In the not-so-distant future, the moon will have 4G coverage.
Before you get upset that a big rock in space with a population of zero will have better service than parts of your daily commute, there is a reasonable explanation behind this. Vodafone and Nokia are teaming up to boost the communication capabilities of a future mission to the moon from private Berlin company PTScientists.
In 2019, PTScientists plan to land two unmanned Audi lunar Quattro rovers on the moon, so they can visit the Apollo 17 rover that astronauts used on the surface in 1972. Vodafone and Nokia's 4G network will connect the rovers to a base station, which will allow PTScientists to send high-definition video to Earth.
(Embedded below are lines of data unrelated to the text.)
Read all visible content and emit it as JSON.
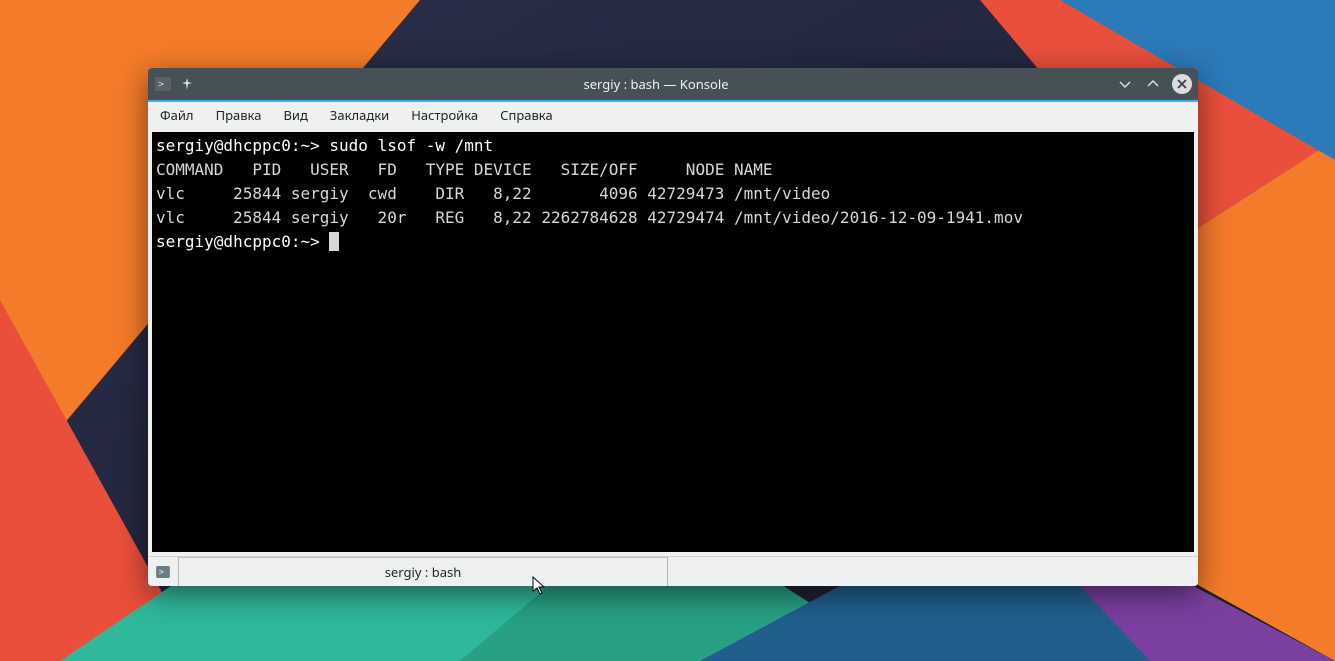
{
  "window": {
    "title": "sergiy : bash — Konsole"
  },
  "menu": {
    "file": "Файл",
    "edit": "Правка",
    "view": "Вид",
    "bookmarks": "Закладки",
    "settings": "Настройка",
    "help": "Справка"
  },
  "terminal": {
    "prompt1": "sergiy@dhcppc0:~>",
    "command1": "sudo lsof -w /mnt",
    "header": "COMMAND   PID   USER   FD   TYPE DEVICE   SIZE/OFF     NODE NAME",
    "row1": "vlc     25844 sergiy  cwd    DIR   8,22       4096 42729473 /mnt/video",
    "row2": "vlc     25844 sergiy   20r   REG   8,22 2262784628 42729474 /mnt/video/2016-12-09-1941.mov",
    "prompt2": "sergiy@dhcppc0:~>"
  },
  "tab": {
    "label": "sergiy : bash"
  }
}
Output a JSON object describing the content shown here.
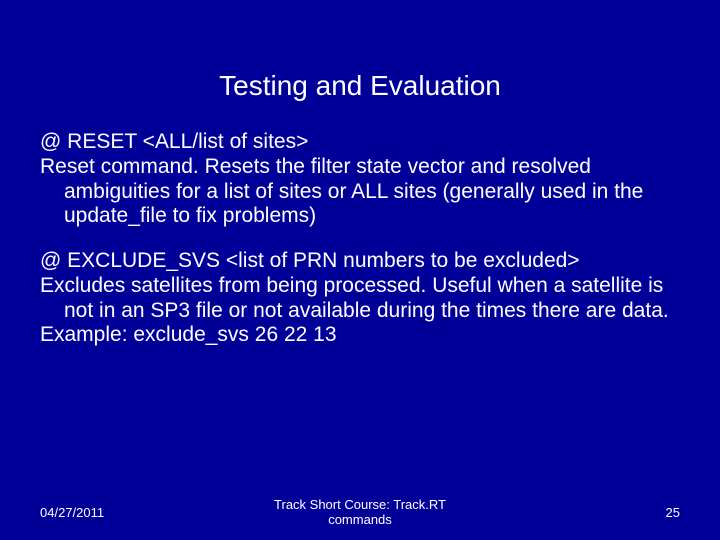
{
  "title": "Testing and Evaluation",
  "block1": {
    "cmd": "@ RESET <ALL/list of sites>",
    "desc": "Reset command.  Resets the filter state vector and resolved ambiguities for a list of sites or ALL sites (generally used in the update_file to fix problems)"
  },
  "block2": {
    "cmd": "@ EXCLUDE_SVS <list of PRN numbers to be excluded>",
    "desc": "Excludes satellites from being processed.  Useful when a satellite is not in an SP3 file or not available during the times there are data.",
    "example": "Example: exclude_svs 26 22 13"
  },
  "footer": {
    "date": "04/27/2011",
    "center1": "Track Short Course: Track.RT",
    "center2": "commands",
    "page": "25"
  }
}
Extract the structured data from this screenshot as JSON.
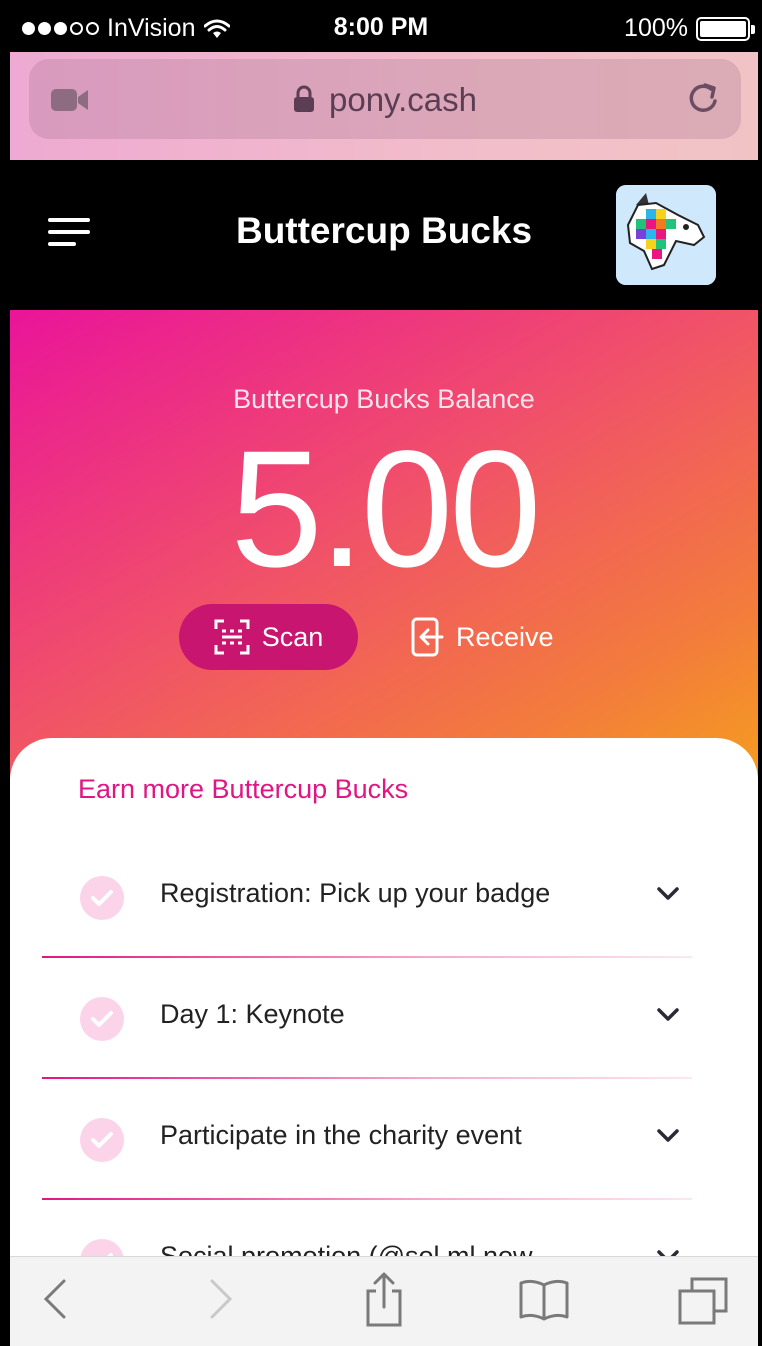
{
  "status_bar": {
    "carrier": "InVision",
    "time": "8:00 PM",
    "battery": "100%"
  },
  "browser": {
    "url": "pony.cash"
  },
  "header": {
    "title": "Buttercup Bucks"
  },
  "hero": {
    "balance_label": "Buttercup Bucks Balance",
    "balance": "5.00",
    "scan_label": "Scan",
    "receive_label": "Receive"
  },
  "earn": {
    "title": "Earn more Buttercup Bucks",
    "tasks": [
      {
        "label": "Registration: Pick up your badge"
      },
      {
        "label": "Day 1: Keynote"
      },
      {
        "label": "Participate in the charity event"
      },
      {
        "label": "Social promotion (@sol.ml.now"
      }
    ]
  },
  "colors": {
    "accent": "#e11583",
    "scan_button": "#c81670",
    "gradient_start": "#ea1499",
    "gradient_end": "#f49d1f"
  },
  "icons": [
    "wifi-icon",
    "battery-icon",
    "video-camera-icon",
    "lock-icon",
    "reload-icon",
    "hamburger-menu-icon",
    "unicorn-avatar",
    "scan-icon",
    "receive-icon",
    "check-icon",
    "chevron-down-icon",
    "back-icon",
    "forward-icon",
    "share-icon",
    "bookmarks-icon",
    "tabs-icon"
  ]
}
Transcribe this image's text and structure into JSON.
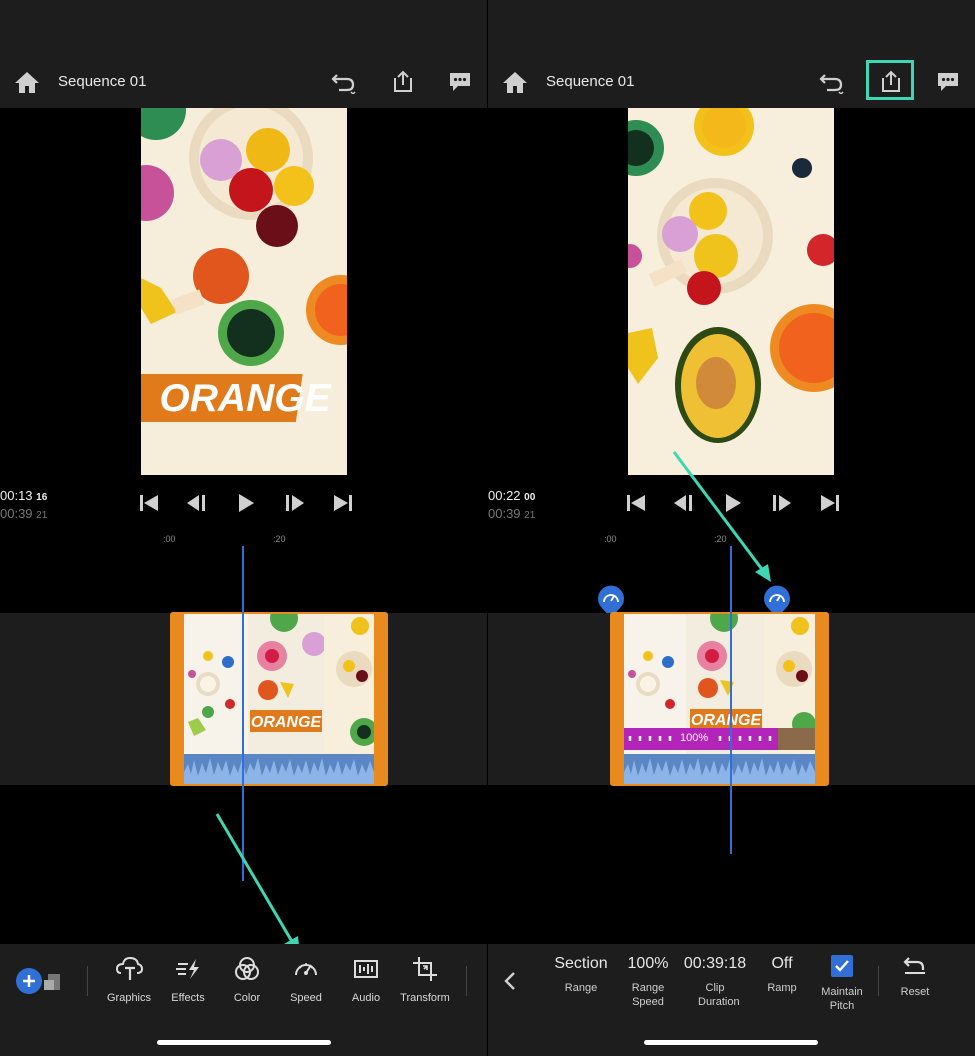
{
  "left": {
    "sequence_title": "Sequence 01",
    "overlay_text": "ORANGE",
    "clip_overlay_text": "ORANGE",
    "timecode": {
      "current": "00:13",
      "current_frames": "16",
      "total": "00:39",
      "total_frames": "21"
    },
    "ruler": [
      "00",
      ":20"
    ],
    "toolbar": [
      {
        "label": "Graphics",
        "icon": "graphics-icon"
      },
      {
        "label": "Effects",
        "icon": "effects-icon"
      },
      {
        "label": "Color",
        "icon": "color-icon"
      },
      {
        "label": "Speed",
        "icon": "speed-icon"
      },
      {
        "label": "Audio",
        "icon": "audio-icon"
      },
      {
        "label": "Transform",
        "icon": "transform-icon"
      }
    ]
  },
  "right": {
    "sequence_title": "Sequence 01",
    "clip_overlay_text": "ORANGE",
    "timecode": {
      "current": "00:22",
      "current_frames": "00",
      "total": "00:39",
      "total_frames": "21"
    },
    "ruler": [
      "00",
      ":20"
    ],
    "speed_label": "100%",
    "properties": [
      {
        "value": "Section",
        "label": "Range"
      },
      {
        "value": "100%",
        "label": "Range Speed"
      },
      {
        "value": "00:39:18",
        "label": "Clip Duration"
      },
      {
        "value": "Off",
        "label": "Ramp"
      },
      {
        "value": "",
        "label": "Maintain Pitch",
        "checked": true
      },
      {
        "value": "",
        "label": "Reset"
      }
    ]
  },
  "colors": {
    "accent": "#2f6fd6",
    "clip": "#e88a1e",
    "highlight": "#3fd6b3",
    "speed": "#b225b8"
  }
}
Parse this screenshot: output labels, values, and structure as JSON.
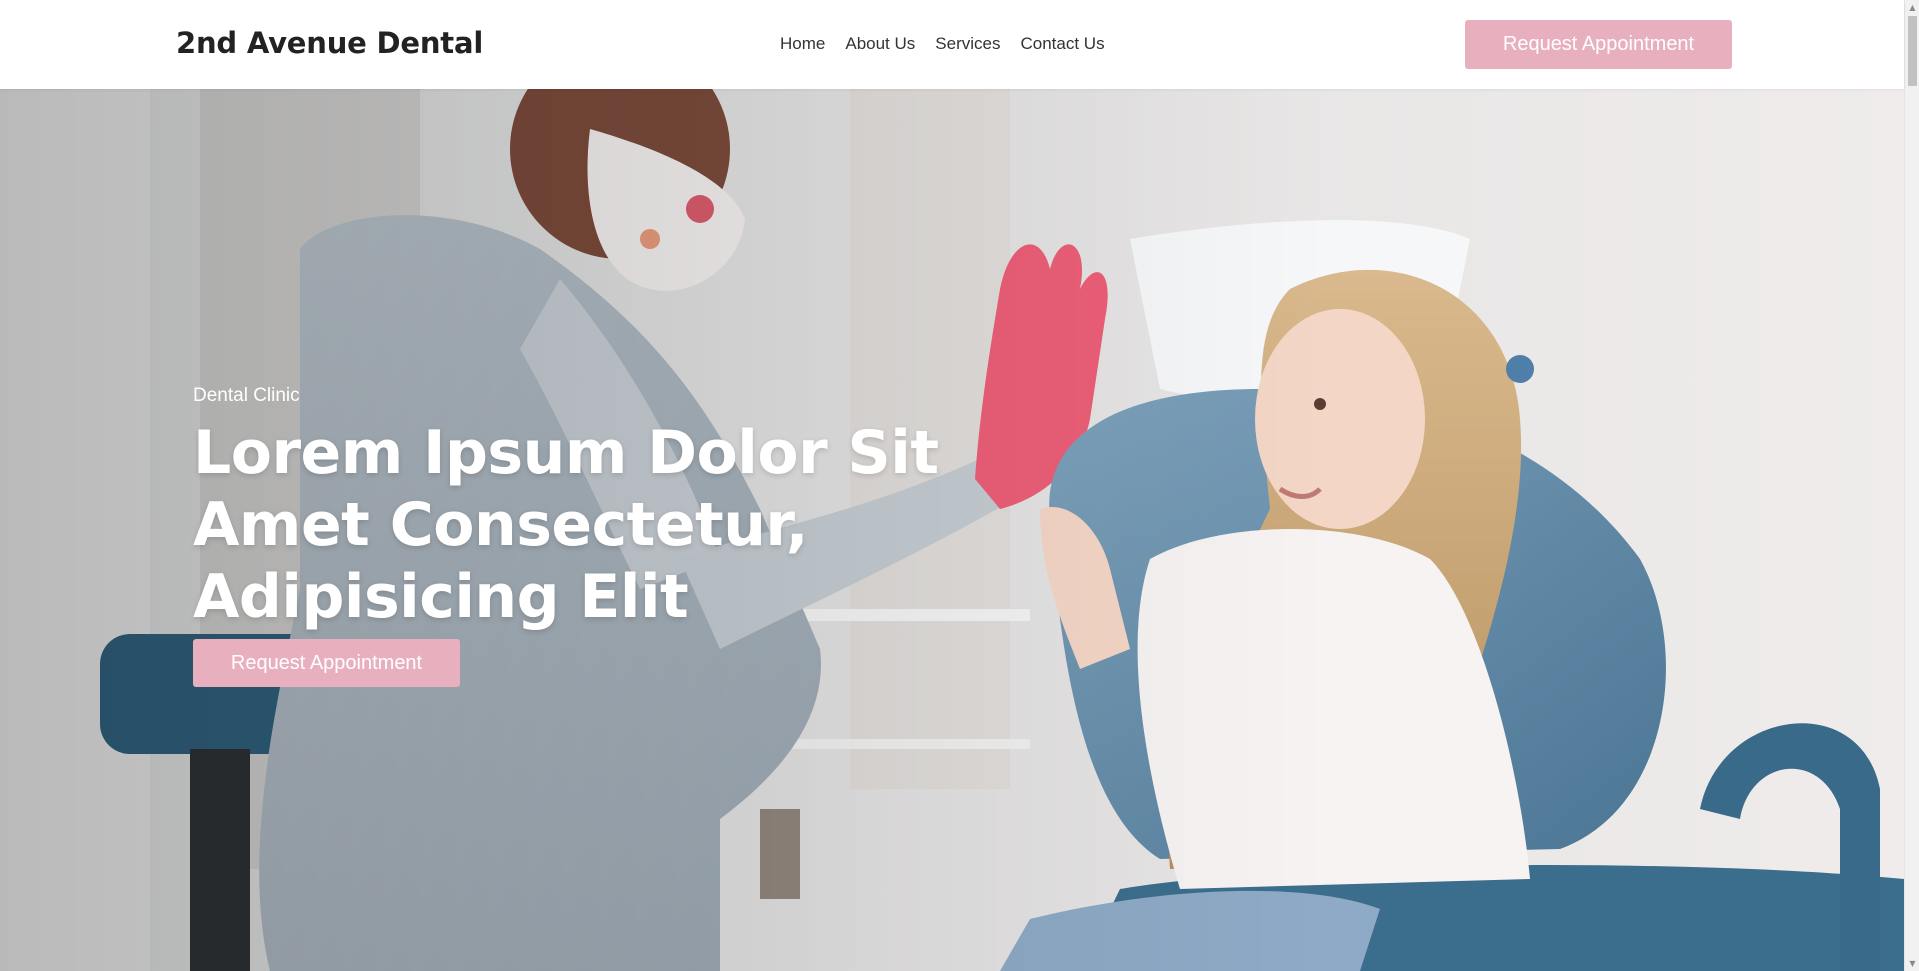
{
  "header": {
    "brand": "2nd Avenue Dental",
    "nav": [
      "Home",
      "About Us",
      "Services",
      "Contact Us"
    ],
    "cta_label": "Request Appointment"
  },
  "hero": {
    "eyebrow": "Dental Clinic",
    "title_lines": [
      "Lorem Ipsum Dolor Sit",
      "Amet Consectetur,",
      "Adipisicing Elit"
    ],
    "cta_label": "Request Appointment",
    "image_subject": "dentist in patterned scrubs giving a high-five to a young girl in a blue dental chair"
  },
  "colors": {
    "accent": "#e8b0bf",
    "header_bg": "#ffffff",
    "hero_text": "#ffffff",
    "brand_text": "#222222"
  },
  "icons": {
    "scroll_up": "scroll-up-arrow-icon",
    "scroll_down": "scroll-down-arrow-icon"
  }
}
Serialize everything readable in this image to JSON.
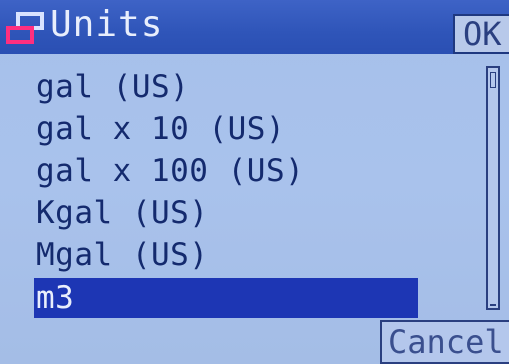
{
  "dialog": {
    "title": "Units",
    "icon": "windows-icon",
    "ok_label": "OK",
    "cancel_label": "Cancel"
  },
  "units": {
    "items": [
      {
        "label": "gal (US)"
      },
      {
        "label": "gal x 10 (US)"
      },
      {
        "label": "gal x 100 (US)"
      },
      {
        "label": "Kgal (US)"
      },
      {
        "label": "Mgal (US)"
      },
      {
        "label": "m3"
      }
    ],
    "selected_index": 5
  },
  "colors": {
    "titlebar": "#2f55b9",
    "selection": "#1d36b4",
    "background": "#a9c2ec",
    "text": "#142a6e"
  }
}
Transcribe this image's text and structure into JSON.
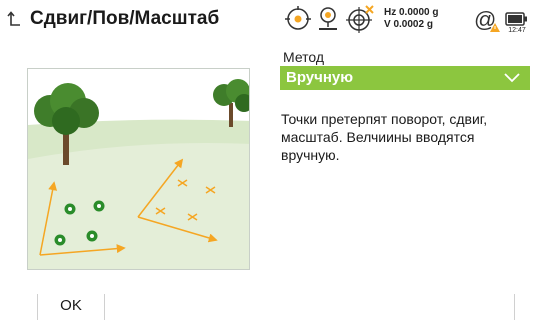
{
  "header": {
    "title": "Сдвиг/Пов/Масштаб",
    "hz_line": "Hz 0.0000 g",
    "v_line": "V  0.0002 g",
    "battery_time": "12:47",
    "icons": [
      "back-icon",
      "level-bubble-icon",
      "reflector-icon",
      "target-lock-icon",
      "at-signal-icon",
      "battery-icon"
    ]
  },
  "method": {
    "label": "Метод",
    "value": "Вручную"
  },
  "description": "Точки претерпят поворот, сдвиг, масштаб. Велчиины вводятся вручную.",
  "softkeys": {
    "ok": "OK"
  },
  "colors": {
    "accent_green": "#8cc63f",
    "arrow_orange": "#f5a623",
    "warning_orange": "#f5a623"
  }
}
This will also enable the "first live-streaming of HD video from the Moon's surface to a global audience."
Nokia Bell Labs plan to build the lightest ever space-grade Ultra Compact Network—weighing only a kilogram.
Explaining why 4G is a better communication option than traditional analog radio, CEO and Founder of PTScientists, Robert Böhme, explains in a press release, "The great thing about this LTE solution is that it saves so much power, and the less energy we use sending data, the more we have to do science."
Böhme is also excited about what this means for future missions. "This is a crucial first step for sustainable exploration of the solar system," he says. "In order for humanity to leave the cradle of Earth, we need to develop infrastructures beyond our home planet."
Vodaphone's CEO Dr. Hannes Ametsreiter adds, "This project involves a radically innovative approach to the development of mobile network infrastructure. It is also a great example of an independent, multi-skilled team achieving an objective of immense significance through their courage, pioneering spirit and inventiveness."
Between this and Elon Musk's ambitious plan to bring high-speed internet to the entire world, it sounds like you might have to travel deep into the solar system before you lose coverage in the near future.